As a side point, there are currently only two ways to get the actual order that is in the registry that will be used by the system when looking for fonts:

  1. Get it programmatically via a series of RegEnumValue calls
  2. Export the registry key in question to text -- the values will be in that same order.

If you try to do this with HKLM\SOFTWARE\Microsoft\Windows NT\CurrentVersion\Fonts, then you will see an important change between prior versions of Windows and Vista. And by important I don't mean intentional or feature-filled, I mean significantly different. In a way that can really impact font selection in the new operating system.

As I mentioned, the change was not intentional, it just has to do with the way that the new setup in Vista accomplishes its goals via the installation of different components, and the fact that the ordering of font components was not done with the impact that the order can have in mind.
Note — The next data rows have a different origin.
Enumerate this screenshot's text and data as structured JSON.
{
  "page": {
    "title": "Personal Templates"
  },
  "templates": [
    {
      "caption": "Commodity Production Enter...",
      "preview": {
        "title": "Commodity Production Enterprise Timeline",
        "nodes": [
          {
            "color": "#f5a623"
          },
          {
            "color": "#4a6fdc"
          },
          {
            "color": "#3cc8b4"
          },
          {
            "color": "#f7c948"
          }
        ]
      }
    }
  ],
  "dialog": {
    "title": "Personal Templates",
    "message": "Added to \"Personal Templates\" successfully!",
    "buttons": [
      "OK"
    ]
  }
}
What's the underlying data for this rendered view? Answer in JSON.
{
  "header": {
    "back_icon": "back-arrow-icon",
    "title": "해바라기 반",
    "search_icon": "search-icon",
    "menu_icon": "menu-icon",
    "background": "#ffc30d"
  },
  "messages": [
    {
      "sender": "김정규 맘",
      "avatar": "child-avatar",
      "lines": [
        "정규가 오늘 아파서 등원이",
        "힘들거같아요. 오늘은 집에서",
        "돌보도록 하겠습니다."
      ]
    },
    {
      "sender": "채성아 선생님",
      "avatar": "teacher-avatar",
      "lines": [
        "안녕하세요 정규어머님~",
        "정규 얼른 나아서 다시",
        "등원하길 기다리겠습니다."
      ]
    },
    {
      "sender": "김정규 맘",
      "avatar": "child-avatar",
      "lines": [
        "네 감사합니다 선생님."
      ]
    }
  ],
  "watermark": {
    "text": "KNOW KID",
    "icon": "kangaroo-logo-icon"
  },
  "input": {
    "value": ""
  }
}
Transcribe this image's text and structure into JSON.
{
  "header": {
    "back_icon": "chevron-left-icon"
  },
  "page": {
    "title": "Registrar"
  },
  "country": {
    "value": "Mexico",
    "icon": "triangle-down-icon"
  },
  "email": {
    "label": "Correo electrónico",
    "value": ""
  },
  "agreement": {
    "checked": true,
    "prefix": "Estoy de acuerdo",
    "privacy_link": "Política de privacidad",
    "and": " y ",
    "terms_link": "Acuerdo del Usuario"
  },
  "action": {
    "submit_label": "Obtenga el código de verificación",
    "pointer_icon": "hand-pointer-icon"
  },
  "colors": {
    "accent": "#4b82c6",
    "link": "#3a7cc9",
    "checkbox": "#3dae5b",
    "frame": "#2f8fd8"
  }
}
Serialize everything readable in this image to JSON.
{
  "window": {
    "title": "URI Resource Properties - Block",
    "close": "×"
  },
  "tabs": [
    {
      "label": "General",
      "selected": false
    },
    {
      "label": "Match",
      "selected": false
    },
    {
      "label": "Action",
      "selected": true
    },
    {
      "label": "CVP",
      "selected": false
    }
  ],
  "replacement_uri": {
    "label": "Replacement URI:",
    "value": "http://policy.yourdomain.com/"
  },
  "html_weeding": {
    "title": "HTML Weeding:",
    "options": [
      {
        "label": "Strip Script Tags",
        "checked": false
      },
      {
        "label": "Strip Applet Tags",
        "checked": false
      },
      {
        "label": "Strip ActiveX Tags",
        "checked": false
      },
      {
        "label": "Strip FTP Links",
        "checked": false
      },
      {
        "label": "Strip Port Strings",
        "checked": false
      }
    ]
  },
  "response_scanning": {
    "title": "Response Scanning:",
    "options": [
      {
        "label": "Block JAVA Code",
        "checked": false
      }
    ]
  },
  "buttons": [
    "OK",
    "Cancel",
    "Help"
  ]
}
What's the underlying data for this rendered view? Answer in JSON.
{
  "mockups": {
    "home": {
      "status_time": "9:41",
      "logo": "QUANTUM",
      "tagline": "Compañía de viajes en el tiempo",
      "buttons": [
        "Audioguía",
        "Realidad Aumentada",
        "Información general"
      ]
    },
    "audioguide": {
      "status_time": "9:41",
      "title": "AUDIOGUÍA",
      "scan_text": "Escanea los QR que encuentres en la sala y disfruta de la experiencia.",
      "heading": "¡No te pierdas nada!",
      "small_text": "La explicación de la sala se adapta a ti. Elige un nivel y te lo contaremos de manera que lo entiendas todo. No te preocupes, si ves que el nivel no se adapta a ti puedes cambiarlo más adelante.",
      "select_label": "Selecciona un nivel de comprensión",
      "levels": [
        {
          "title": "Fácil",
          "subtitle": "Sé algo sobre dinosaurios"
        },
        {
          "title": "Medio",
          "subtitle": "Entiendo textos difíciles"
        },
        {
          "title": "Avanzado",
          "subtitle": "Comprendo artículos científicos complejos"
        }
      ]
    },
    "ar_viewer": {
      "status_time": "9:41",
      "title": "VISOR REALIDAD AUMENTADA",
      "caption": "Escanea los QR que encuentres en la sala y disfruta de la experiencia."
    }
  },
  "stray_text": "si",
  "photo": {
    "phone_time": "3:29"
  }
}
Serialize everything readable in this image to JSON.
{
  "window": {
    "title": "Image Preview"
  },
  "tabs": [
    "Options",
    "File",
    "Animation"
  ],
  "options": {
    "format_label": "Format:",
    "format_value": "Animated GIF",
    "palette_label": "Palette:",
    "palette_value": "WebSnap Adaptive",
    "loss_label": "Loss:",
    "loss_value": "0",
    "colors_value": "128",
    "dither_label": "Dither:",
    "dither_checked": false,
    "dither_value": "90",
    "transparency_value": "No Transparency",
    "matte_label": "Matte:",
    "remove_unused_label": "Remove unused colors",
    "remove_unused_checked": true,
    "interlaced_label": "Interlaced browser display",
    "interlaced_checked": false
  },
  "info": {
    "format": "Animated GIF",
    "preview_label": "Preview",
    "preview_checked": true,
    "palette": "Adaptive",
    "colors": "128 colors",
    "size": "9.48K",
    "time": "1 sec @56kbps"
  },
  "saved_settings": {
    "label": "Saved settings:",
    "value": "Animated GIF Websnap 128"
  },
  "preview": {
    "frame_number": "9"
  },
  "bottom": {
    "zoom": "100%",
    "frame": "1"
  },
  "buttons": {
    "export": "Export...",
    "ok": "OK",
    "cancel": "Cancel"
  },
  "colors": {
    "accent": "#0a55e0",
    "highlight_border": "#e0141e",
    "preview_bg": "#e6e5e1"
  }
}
I suspect there may yet be a bug or two reported by customers due to side effects from this change....

So now we know why the behavior is consistent and why it can easily be changed by removing and adding fonts and why adding a font back after removing it does not mean that you will always get back the same behavior. And why you may end up with odd choices if you have been doing a lot of adding and/or removing of fonts.

So now let's look at the last bit and try to explain the actual behavior....

Let's start by taking a closer look at what was being requested in this case.

The PRE Element in HTML is defined quite clearly -- it Renders text in a fixed-width font. Which is clearly something that Arial is not.

The only possible way to get Arial to be selected when a fixed width font is requested is when every better possible choice is unavailable....

So to be honest, if one is looking for Arial, then the PRE Element is the wrong thing to be use anyway. Although other aspects of the element are what often lead people to want to use it, such as the way the text is directly rendered, including spaces which would otherwise be truncated. Which makes it unfortunate that the functionality of these two different attributes are combined into one element, but perhaps understandable why people might want to try....

 

This post brought to you by й (U+0439, a.k.a. CYRILLIC SMALL LETTER SHORT I)


Björn on 25 Mar 2007 12:02 PM:

Well, the neurologists PRE { font-family: sans-serif } CSS rule overrides the default PRE { font-family: monospace }, so he should get the space preserving behavior of the PRE element with the default Sans-serif font (which is not selectable through the UI of IE, though).